Likewise, the Obama CAFE standards will drive out pickups and other large vehicles, American automakers' biggest profit makers, and usher in hybrids—their biggest money losers. That's because pickups that are CAFE-compliant will be have to be constructed from aluminum or some equally light material, something that will bump their cost upwards of $80,000 per vehicle while rendering them useless for towing.
Meanwhile, even the Environmental Protection Agency admits that the market share made up by hybrids and electric plug-ins will have to touch 49 percent if the industry is to come anywhere near compliance. Given that these vehicles now occupy only 3 percent of the market despite hefty subsidies, it is a foregone conclusion that expanding their presence will mean massively expanding subsidies to them.
Taxpayers are going to be on the hook for more than just hybrids, however. Indeed, average vehicle prices will shoot through the roof, pricing many car buyers out of the market, shrinking the industry and jeopardizing millions of jobs. But if Washington could not resist showering taxpayer dollars on General Motors and Chrysler to prevent job losses now, it is unimaginable that it will sit back when the entire industry confronts a carmageddon. Indeed, the $100 billion that taxpayers have spent on the current bailout will look like chump change compared to what's to come. This is making even the UAW nervous, causing it to join ranks with automakers to oppose the standards.

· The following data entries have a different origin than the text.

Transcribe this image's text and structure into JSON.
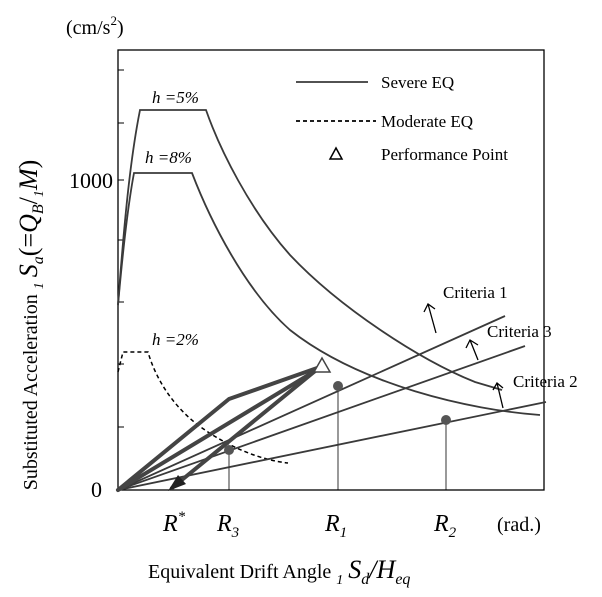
{
  "chart_data": {
    "type": "line",
    "unit_label": {
      "base": "(cm/s",
      "sup": "2",
      "close": ")"
    },
    "ylabel": {
      "prefix": "Substituted Acceleration ",
      "sub1": "1",
      "sa": "S",
      "sa_sub": "a",
      "eq": "(=",
      "q": "Q",
      "q_sub": "B",
      "div": "/",
      "sub2": "1",
      "m": "M",
      "close": ")"
    },
    "xlabel": {
      "prefix": "Equivalent Drift Angle ",
      "sub1": "1",
      "sd": "S",
      "sd_sub": "d",
      "div": "/",
      "h": "H",
      "h_sub": "eq"
    },
    "y_ticks": [
      {
        "value": 0,
        "label": "0"
      },
      {
        "value": 1000,
        "label": "1000"
      }
    ],
    "ylim": [
      0,
      1200
    ],
    "xlim": [
      0,
      1.0
    ],
    "x_unit_label": "(rad.)",
    "x_markers": [
      {
        "name": "R*",
        "main": "R",
        "sup": "*",
        "sub": "",
        "x": 0.37
      },
      {
        "name": "R3",
        "main": "R",
        "sup": "",
        "sub": "3",
        "x": 0.33
      },
      {
        "name": "R1",
        "main": "R",
        "sup": "",
        "sub": "1",
        "x": 0.63
      },
      {
        "name": "R2",
        "main": "R",
        "sup": "",
        "sub": "2",
        "x": 0.91
      }
    ],
    "legend": {
      "placement": "top-right",
      "entries": [
        {
          "label": "Severe EQ",
          "style": "solid"
        },
        {
          "label": "Moderate EQ",
          "style": "dashed"
        },
        {
          "label": "Performance Point",
          "style": "triangle"
        }
      ]
    },
    "series": [
      {
        "label": "h =5%",
        "damping": "5%",
        "style": "solid",
        "plateau": 1230
      },
      {
        "label": "h =8%",
        "damping": "8%",
        "style": "solid",
        "plateau": 1030
      },
      {
        "label": "h =2%",
        "damping": "2%",
        "style": "dashed",
        "plateau": 440
      }
    ],
    "criteria": [
      {
        "label": "Criteria 1",
        "slope": 555
      },
      {
        "label": "Criteria 3",
        "slope": 460
      },
      {
        "label": "Criteria 2",
        "slope": 220
      }
    ],
    "intersections": [
      {
        "name": "R1",
        "x": 0.63,
        "y": 340
      },
      {
        "name": "R2",
        "x": 0.91,
        "y": 220
      },
      {
        "name": "R3",
        "x": 0.33,
        "y": 130
      }
    ],
    "performance_point": {
      "x": 0.57,
      "y": 400
    },
    "grid": false
  }
}
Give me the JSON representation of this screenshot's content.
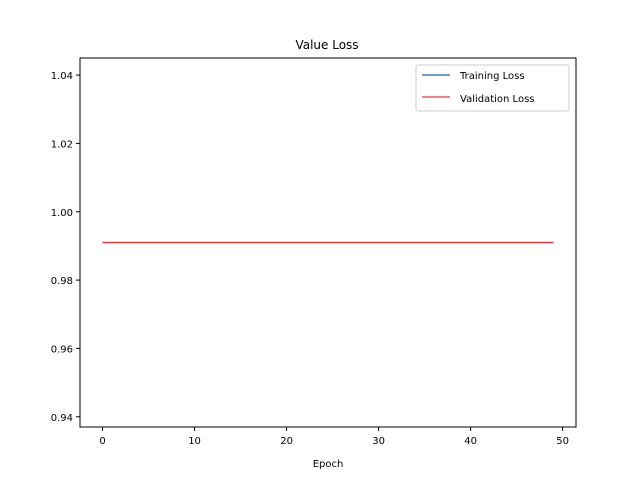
{
  "chart_data": {
    "type": "line",
    "title": "Value Loss",
    "xlabel": "Epoch",
    "ylabel": "",
    "xlim": [
      -2.45,
      51.45
    ],
    "ylim": [
      0.937,
      1.045
    ],
    "xticks": [
      0,
      10,
      20,
      30,
      40,
      50
    ],
    "xtick_labels": [
      "0",
      "10",
      "20",
      "30",
      "40",
      "50"
    ],
    "yticks": [
      0.94,
      0.96,
      0.98,
      1.0,
      1.02,
      1.04
    ],
    "ytick_labels": [
      "0.94",
      "0.96",
      "0.98",
      "1.00",
      "1.02",
      "1.04"
    ],
    "grid": false,
    "legend_position": "top-right",
    "x": [
      0,
      1,
      2,
      3,
      4,
      5,
      6,
      7,
      8,
      9,
      10,
      11,
      12,
      13,
      14,
      15,
      16,
      17,
      18,
      19,
      20,
      21,
      22,
      23,
      24,
      25,
      26,
      27,
      28,
      29,
      30,
      31,
      32,
      33,
      34,
      35,
      36,
      37,
      38,
      39,
      40,
      41,
      42,
      43,
      44,
      45,
      46,
      47,
      48,
      49
    ],
    "series": [
      {
        "name": "Training Loss",
        "color": "#1f5fb4",
        "values": [
          0.991,
          0.991,
          0.991,
          0.991,
          0.991,
          0.991,
          0.991,
          0.991,
          0.991,
          0.991,
          0.991,
          0.991,
          0.991,
          0.991,
          0.991,
          0.991,
          0.991,
          0.991,
          0.991,
          0.991,
          0.991,
          0.991,
          0.991,
          0.991,
          0.991,
          0.991,
          0.991,
          0.991,
          0.991,
          0.991,
          0.991,
          0.991,
          0.991,
          0.991,
          0.991,
          0.991,
          0.991,
          0.991,
          0.991,
          0.991,
          0.991,
          0.991,
          0.991,
          0.991,
          0.991,
          0.991,
          0.991,
          0.991,
          0.991,
          0.991
        ]
      },
      {
        "name": "Validation Loss",
        "color": "#e8333f",
        "values": [
          0.991,
          0.991,
          0.991,
          0.991,
          0.991,
          0.991,
          0.991,
          0.991,
          0.991,
          0.991,
          0.991,
          0.991,
          0.991,
          0.991,
          0.991,
          0.991,
          0.991,
          0.991,
          0.991,
          0.991,
          0.991,
          0.991,
          0.991,
          0.991,
          0.991,
          0.991,
          0.991,
          0.991,
          0.991,
          0.991,
          0.991,
          0.991,
          0.991,
          0.991,
          0.991,
          0.991,
          0.991,
          0.991,
          0.991,
          0.991,
          0.991,
          0.991,
          0.991,
          0.991,
          0.991,
          0.991,
          0.991,
          0.991,
          0.991,
          0.991
        ]
      }
    ]
  }
}
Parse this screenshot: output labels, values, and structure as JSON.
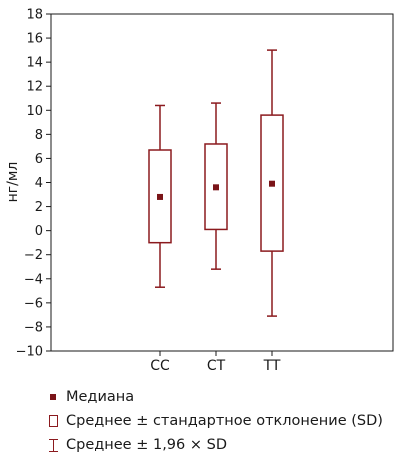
{
  "chart_data": {
    "type": "box",
    "ylabel": "нг/мл",
    "ylim": [
      -10,
      18
    ],
    "yticks": [
      -10,
      -8,
      -6,
      -4,
      -2,
      0,
      2,
      4,
      6,
      8,
      10,
      12,
      14,
      16,
      18
    ],
    "categories": [
      "CC",
      "CT",
      "TT"
    ],
    "median": [
      2.8,
      3.6,
      3.9
    ],
    "box_low": [
      -1.0,
      0.1,
      -1.7
    ],
    "box_high": [
      6.7,
      7.2,
      9.6
    ],
    "whisker_low": [
      -4.7,
      -3.2,
      -7.1
    ],
    "whisker_high": [
      10.4,
      10.6,
      15.0
    ],
    "grid": false,
    "color": "#8b1a1e",
    "median_color": "#7a1418"
  },
  "legend": {
    "median_label": "Медиана",
    "box_label": "Среднее ± стандартное отклонение (SD)",
    "whisker_label": "Среднее ± 1,96 × SD"
  }
}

The administration's proposal in one fell swoop manages to screw over taxpayers, drivers, car buyers and autoworkers. The least it can do is give lawmakers a chance to thoroughly weigh the tradeoffs on the country's behalf. But the president is trying to impose the new standards through regulatory fiat without Congressional approval. No administration—blue or red—has ever done this before. This is tantamount to declaring war on autos without a formal declaration from Congress.
Someone needs to rein this president in.
Shikha Dalmia is a senior analyst at Reason Foundation and a columnist at The Daily, where this column originally appeared.
Editor's Note: When this column was written, the UAW was against the CAFE standards. Now its president, Bob King, is for them.